The cv::solveP3P() computes an object pose from exactly 3 3D-2D point correspondences. A P3P problem has up to 4 solutions.

@note The solutions are sorted by reprojection errors (lowest to highest).

## PnP

The cv::solvePnP() returns the rotation and the translation vectors that transform a 3D point expressed in the object
coordinate frame to the camera coordinate frame, using different methods:
- P3P methods (cv::SOLVEPNP_P3P, cv::SOLVEPNP_AP3P): need 4 input points to return a unique solution.
- cv::SOLVEPNP_IPPE Input points must be >= 4 and object points must be coplanar.
- cv::SOLVEPNP_IPPE_SQUARE Special case suitable for marker pose estimation.
Number of input points must be 4. Object points must be defined in the following order:
  - point 0: [-squareLength / 2,  squareLength / 2, 0]
  - point 1: [ squareLength / 2,  squareLength / 2, 0]
  - point 2: [ squareLength / 2, -squareLength / 2, 0]
  - point 3: [-squareLength / 2, -squareLength / 2, 0]
- for all the other flags, number of input points must be >= 4 and object points can be in any configuration.

## Generic PnP

The cv::solvePnPGeneric() allows retrieving all the possible solutions.

Currently, only cv::SOLVEPNP_P3P, cv::SOLVEPNP_AP3P, cv::SOLVEPNP_IPPE, cv::SOLVEPNP_IPPE_SQUARE, cv::SOLVEPNP_SQPNP can return multiple solutions.

## RANSAC PnP

The cv::solvePnPRansac() computes the object pose wrt. the camera frame using a RANSAC scheme to deal with outliers.

More information can be found in @cite Zuliani2014RANSACFD

## Pose refinement

Pose refinement consists in estimating the rotation and translation that minimizes the reprojection error using a non-linear minimization method and starting from an initial estimate of the solution.
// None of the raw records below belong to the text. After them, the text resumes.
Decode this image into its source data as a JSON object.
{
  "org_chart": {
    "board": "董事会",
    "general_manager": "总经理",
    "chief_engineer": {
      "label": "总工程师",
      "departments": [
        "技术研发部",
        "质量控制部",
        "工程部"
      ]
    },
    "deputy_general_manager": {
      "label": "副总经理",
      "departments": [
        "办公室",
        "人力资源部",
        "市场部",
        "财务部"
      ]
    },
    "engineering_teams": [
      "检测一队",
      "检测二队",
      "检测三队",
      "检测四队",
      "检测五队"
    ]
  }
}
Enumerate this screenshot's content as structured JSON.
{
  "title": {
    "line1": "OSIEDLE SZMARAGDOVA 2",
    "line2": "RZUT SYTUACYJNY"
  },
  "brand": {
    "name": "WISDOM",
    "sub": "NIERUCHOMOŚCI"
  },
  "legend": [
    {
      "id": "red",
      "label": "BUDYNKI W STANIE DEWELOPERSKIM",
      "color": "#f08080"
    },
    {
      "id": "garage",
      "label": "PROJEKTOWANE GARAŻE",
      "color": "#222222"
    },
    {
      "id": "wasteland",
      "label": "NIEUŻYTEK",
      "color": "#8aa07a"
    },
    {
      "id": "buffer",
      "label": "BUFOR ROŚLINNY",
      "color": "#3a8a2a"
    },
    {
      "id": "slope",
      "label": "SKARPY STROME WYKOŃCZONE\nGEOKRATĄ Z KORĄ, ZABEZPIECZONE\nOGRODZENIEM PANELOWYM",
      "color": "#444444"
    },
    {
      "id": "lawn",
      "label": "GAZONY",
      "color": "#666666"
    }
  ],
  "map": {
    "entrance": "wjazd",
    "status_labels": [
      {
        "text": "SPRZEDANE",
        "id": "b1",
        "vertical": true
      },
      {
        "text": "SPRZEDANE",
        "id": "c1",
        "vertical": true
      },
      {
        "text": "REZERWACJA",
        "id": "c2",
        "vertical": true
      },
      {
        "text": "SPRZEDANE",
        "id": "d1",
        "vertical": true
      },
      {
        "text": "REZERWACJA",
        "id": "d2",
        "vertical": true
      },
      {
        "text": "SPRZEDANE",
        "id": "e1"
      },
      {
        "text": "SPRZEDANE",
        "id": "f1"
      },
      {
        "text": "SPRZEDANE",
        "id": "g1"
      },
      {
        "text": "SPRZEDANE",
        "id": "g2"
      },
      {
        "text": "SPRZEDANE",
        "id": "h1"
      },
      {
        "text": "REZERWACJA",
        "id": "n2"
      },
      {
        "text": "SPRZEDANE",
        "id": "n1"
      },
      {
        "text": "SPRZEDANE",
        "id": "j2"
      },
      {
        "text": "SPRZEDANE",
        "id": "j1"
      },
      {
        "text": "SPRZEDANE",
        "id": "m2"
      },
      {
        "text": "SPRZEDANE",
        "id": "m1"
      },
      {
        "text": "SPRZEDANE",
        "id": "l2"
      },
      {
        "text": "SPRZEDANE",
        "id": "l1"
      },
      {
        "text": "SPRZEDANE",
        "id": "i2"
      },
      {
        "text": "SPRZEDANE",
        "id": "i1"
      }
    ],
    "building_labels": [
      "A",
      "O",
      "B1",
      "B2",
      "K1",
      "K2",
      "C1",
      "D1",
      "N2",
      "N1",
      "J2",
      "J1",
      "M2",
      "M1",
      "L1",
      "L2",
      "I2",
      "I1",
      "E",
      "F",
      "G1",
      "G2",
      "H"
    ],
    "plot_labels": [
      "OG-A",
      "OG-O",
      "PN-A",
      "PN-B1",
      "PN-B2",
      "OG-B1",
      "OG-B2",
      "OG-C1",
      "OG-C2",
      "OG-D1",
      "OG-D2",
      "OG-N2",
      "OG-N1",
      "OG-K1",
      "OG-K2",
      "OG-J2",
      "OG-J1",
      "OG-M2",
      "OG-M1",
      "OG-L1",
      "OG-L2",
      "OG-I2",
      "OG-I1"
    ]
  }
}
OpenCV proposes cv::solvePnPRefineLM() and cv::solvePnPRefineVVS() for this problem.

cv::solvePnPRefineLM() uses a non-linear Levenberg-Marquardt minimization scheme @cite Madsen04 @cite Eade13 and the current implementation computes the rotation update as a perturbation and not on SO(3).

cv::solvePnPRefineVVS() uses a Gauss-Newton non-linear minimization scheme @cite Marchand16 and with an update of the rotation part computed using the exponential map.

@note at least three 3D-2D point correspondences are necessary.